I suppose I do have boundaries, no hitting and today he was told off for scribbling on the wall. I have set up a tooth brush step and ordered electronic toothbrush - he is impossible to pin down, even the dentist couldnt open his mouth.. I do offer him lots of food but he never eats it but he does love all fruit so guess im not sooo bad...

NickyEds Thu 05-Feb-15 15:38:54

I reckon the two battles to fight here are the teeth and the giving in. All two year olds have tantrums, there's nothing wrong with c beebies and if you keep offering him a variety of food eventually he'll take it. The electric toothbrush is a good idea, my friend had one that played a tune for a set time so that they knew when they'd "done enough".

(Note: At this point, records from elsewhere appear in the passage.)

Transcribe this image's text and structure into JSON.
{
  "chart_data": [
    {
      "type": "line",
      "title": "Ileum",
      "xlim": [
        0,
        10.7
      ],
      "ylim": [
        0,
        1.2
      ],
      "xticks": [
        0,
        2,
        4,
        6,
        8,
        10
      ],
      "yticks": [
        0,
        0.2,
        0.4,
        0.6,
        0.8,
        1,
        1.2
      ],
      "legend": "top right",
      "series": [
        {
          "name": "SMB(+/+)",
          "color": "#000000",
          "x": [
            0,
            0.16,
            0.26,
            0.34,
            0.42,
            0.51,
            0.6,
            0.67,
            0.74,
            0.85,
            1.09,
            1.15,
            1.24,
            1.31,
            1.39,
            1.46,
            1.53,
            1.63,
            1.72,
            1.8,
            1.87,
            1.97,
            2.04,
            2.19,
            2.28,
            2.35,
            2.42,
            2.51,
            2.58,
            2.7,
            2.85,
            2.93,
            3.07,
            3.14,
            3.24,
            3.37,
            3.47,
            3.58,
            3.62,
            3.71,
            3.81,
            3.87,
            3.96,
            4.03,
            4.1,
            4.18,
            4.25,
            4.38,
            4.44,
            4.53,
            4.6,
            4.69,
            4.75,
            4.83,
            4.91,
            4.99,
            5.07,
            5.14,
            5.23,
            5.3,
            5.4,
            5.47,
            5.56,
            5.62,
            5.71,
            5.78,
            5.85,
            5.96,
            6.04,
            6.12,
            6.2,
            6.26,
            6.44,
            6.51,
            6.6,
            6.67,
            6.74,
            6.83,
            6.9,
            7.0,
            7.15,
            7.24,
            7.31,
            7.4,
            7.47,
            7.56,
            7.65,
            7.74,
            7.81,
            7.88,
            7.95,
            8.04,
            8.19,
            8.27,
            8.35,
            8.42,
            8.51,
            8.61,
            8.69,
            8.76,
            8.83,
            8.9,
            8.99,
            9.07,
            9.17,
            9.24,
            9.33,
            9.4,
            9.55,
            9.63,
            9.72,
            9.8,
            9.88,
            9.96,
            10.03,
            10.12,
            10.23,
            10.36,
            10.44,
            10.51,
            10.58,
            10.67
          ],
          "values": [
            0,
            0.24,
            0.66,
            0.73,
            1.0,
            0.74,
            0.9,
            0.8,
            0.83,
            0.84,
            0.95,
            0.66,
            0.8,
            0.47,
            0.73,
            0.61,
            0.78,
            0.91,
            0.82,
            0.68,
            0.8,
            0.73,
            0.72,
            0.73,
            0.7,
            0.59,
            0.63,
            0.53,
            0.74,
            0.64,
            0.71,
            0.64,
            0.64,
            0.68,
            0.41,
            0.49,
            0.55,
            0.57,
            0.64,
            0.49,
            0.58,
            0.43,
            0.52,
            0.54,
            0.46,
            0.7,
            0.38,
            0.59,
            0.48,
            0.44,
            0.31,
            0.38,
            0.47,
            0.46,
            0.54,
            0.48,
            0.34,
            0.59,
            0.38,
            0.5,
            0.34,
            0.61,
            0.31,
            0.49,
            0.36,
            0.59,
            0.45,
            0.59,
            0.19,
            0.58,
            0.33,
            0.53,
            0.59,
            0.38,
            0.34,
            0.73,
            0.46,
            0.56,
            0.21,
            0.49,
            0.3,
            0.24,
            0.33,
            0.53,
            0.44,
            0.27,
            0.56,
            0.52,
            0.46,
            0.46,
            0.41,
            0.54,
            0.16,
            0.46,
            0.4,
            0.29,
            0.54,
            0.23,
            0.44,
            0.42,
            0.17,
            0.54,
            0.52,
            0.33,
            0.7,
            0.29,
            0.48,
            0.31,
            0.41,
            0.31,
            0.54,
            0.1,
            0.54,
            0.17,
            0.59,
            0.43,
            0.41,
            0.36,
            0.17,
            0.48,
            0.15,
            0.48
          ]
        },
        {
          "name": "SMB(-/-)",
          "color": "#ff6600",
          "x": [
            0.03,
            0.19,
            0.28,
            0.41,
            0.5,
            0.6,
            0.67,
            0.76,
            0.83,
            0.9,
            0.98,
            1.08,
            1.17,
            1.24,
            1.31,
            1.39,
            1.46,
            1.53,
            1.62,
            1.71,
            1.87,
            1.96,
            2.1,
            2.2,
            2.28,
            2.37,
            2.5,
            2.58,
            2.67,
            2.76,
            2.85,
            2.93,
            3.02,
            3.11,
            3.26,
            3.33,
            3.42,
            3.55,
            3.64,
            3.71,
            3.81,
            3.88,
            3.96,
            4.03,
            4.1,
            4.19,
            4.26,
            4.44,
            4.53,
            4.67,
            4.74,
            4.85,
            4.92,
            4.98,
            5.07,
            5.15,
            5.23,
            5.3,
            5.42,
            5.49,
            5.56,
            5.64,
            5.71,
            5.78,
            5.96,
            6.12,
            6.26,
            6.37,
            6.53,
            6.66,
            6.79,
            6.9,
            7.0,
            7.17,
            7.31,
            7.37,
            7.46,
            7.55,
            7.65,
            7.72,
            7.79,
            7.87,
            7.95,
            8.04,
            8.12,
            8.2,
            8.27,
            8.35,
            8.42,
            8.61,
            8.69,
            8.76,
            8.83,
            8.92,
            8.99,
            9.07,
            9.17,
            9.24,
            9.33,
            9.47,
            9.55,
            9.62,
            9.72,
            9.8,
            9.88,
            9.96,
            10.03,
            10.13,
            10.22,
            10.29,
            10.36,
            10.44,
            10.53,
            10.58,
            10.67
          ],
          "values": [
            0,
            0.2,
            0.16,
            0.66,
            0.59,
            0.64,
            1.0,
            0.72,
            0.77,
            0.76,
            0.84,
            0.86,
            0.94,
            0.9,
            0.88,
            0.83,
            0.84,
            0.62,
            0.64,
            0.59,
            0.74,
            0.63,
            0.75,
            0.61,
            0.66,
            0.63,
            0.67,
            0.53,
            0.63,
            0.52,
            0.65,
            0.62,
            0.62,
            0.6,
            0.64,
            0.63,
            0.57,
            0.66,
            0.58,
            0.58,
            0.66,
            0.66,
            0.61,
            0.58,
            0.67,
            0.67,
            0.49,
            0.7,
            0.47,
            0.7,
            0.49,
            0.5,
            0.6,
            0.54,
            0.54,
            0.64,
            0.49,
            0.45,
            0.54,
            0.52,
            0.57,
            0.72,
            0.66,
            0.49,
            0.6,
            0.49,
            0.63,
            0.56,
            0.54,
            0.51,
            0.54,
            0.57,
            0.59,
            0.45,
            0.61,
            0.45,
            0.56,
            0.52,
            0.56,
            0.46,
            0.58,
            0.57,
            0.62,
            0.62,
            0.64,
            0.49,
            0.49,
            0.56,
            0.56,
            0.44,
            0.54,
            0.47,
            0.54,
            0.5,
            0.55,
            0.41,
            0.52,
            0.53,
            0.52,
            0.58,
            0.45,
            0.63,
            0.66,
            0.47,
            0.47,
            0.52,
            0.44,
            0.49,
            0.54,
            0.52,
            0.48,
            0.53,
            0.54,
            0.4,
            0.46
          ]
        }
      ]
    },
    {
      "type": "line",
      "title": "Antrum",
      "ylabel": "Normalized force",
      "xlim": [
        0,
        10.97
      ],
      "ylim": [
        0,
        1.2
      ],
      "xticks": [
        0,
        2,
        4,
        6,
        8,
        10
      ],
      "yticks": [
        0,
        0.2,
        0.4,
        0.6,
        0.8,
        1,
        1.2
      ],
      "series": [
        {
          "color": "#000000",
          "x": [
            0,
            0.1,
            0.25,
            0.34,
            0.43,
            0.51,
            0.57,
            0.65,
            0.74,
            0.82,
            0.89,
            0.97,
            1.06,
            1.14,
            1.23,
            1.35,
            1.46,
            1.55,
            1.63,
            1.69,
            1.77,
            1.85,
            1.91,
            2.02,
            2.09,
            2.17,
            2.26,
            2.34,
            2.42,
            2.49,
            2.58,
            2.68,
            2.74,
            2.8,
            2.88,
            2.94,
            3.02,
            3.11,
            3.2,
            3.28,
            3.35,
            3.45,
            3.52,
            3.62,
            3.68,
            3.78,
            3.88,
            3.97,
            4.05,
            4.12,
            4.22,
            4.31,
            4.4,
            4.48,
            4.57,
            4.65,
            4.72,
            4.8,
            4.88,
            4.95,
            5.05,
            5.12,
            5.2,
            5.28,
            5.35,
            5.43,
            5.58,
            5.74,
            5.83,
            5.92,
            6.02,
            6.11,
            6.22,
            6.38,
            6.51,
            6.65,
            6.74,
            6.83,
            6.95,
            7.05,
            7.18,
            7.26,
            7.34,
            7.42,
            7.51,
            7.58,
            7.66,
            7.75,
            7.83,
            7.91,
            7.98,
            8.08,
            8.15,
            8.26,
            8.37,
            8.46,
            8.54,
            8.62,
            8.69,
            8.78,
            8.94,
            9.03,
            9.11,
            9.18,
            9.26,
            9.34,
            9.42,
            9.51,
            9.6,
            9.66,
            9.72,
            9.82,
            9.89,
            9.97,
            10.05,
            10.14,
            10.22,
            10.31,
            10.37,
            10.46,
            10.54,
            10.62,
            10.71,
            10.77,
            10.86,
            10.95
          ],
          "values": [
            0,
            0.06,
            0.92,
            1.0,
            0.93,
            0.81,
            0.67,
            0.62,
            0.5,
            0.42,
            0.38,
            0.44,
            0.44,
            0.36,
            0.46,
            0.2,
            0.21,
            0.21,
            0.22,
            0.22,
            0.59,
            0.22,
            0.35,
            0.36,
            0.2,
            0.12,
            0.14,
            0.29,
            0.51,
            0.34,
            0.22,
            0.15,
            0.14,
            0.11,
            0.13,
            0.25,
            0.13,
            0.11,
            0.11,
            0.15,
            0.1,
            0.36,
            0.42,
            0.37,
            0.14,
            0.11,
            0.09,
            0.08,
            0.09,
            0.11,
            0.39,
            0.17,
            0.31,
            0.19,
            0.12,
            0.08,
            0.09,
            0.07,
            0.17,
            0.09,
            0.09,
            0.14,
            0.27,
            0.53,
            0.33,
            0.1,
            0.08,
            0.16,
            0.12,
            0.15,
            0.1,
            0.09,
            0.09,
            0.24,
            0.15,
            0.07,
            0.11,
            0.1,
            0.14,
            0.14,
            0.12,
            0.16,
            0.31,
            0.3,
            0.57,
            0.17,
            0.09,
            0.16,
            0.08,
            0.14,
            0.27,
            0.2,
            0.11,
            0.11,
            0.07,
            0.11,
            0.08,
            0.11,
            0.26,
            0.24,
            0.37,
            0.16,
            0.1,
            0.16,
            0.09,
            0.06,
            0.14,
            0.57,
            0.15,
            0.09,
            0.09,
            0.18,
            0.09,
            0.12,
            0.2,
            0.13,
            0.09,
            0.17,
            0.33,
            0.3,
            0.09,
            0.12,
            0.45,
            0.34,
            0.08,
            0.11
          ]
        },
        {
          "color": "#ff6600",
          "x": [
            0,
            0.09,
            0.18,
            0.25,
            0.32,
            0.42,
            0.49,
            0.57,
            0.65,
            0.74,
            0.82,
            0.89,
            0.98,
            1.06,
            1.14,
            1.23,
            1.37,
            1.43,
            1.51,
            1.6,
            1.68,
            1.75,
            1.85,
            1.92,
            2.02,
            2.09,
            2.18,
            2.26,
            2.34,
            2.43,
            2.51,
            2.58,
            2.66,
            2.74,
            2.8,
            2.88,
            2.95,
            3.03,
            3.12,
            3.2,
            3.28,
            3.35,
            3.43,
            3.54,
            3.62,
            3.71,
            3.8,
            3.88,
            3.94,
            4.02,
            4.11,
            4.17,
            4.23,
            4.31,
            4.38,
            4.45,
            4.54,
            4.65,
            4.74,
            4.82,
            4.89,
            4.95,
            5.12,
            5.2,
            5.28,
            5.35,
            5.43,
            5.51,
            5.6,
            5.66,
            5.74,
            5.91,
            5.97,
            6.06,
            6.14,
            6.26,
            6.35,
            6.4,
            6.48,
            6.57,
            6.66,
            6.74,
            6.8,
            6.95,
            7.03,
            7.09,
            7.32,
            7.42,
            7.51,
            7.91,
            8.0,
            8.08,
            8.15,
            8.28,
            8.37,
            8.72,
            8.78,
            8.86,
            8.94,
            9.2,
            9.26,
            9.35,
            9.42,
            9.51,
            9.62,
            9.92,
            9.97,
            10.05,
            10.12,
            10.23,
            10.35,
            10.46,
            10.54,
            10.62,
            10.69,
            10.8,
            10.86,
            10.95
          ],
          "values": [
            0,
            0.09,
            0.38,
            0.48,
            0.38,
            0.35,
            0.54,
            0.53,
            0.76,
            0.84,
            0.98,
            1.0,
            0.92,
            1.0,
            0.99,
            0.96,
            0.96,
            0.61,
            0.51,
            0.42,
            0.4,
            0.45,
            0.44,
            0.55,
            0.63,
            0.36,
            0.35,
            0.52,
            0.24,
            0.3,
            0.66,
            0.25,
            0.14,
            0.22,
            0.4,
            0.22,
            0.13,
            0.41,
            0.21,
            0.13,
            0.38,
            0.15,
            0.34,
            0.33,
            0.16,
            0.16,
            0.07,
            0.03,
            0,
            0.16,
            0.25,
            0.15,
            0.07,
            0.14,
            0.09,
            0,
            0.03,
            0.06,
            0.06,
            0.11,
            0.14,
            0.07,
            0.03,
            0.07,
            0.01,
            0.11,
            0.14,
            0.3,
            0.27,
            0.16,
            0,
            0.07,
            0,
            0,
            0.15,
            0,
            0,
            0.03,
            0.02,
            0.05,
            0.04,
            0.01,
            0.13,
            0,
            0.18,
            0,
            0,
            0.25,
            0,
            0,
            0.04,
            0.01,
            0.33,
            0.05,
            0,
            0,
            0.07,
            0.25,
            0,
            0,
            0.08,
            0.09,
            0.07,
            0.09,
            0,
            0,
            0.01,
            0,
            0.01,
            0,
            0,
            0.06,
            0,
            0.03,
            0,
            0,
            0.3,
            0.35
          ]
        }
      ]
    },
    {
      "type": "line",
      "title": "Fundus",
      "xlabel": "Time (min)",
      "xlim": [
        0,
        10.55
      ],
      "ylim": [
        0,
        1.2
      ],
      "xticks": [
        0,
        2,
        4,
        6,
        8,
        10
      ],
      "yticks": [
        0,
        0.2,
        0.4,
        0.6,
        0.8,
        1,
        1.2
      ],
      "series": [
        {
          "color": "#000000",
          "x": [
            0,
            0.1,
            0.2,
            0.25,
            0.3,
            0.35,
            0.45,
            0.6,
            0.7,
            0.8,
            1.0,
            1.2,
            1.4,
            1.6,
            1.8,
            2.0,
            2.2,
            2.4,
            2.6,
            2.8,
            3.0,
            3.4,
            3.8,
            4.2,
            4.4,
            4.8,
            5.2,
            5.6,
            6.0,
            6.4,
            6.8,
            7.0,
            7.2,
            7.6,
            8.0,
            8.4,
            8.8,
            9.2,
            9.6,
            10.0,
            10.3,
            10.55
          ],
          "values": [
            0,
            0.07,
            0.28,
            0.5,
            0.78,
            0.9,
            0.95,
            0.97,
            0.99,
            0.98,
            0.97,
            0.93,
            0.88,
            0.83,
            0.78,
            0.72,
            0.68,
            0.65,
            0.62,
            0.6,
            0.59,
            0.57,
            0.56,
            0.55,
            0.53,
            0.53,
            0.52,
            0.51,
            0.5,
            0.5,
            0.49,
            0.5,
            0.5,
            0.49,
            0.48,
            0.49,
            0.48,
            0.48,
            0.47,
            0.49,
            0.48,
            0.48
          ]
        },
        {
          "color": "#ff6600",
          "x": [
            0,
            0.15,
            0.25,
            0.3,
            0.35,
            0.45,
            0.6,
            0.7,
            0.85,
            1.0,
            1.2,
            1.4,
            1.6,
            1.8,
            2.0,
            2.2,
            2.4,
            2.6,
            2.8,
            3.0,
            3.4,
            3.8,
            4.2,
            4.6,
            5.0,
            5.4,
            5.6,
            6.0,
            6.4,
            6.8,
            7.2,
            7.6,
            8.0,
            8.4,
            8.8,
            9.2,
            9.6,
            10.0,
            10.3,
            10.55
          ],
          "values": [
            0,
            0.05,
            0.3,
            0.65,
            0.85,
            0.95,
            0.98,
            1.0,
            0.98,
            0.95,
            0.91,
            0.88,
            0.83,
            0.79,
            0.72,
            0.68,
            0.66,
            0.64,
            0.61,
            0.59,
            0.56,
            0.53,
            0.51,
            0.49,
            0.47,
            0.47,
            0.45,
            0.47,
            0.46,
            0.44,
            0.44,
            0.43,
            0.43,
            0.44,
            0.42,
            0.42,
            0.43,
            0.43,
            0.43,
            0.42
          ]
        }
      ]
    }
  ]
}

On big stuff you just can't give in. Mine's only 13 months so we're just starting down the hellish road that is tantrums but I remember my nieces' were the stuff of legends. She once had a screaming tantrum for over an hour because she wasn't allowed to have a knife to stab her brother. She was 2. I shit you not. Be firm and calm, they can smell fear. Try not to take it personally, it's not about you and your parenting skills, it's about being two and having to realise that you can't always get what you want.
Fruit is not beige so he won't only eat beige stuff!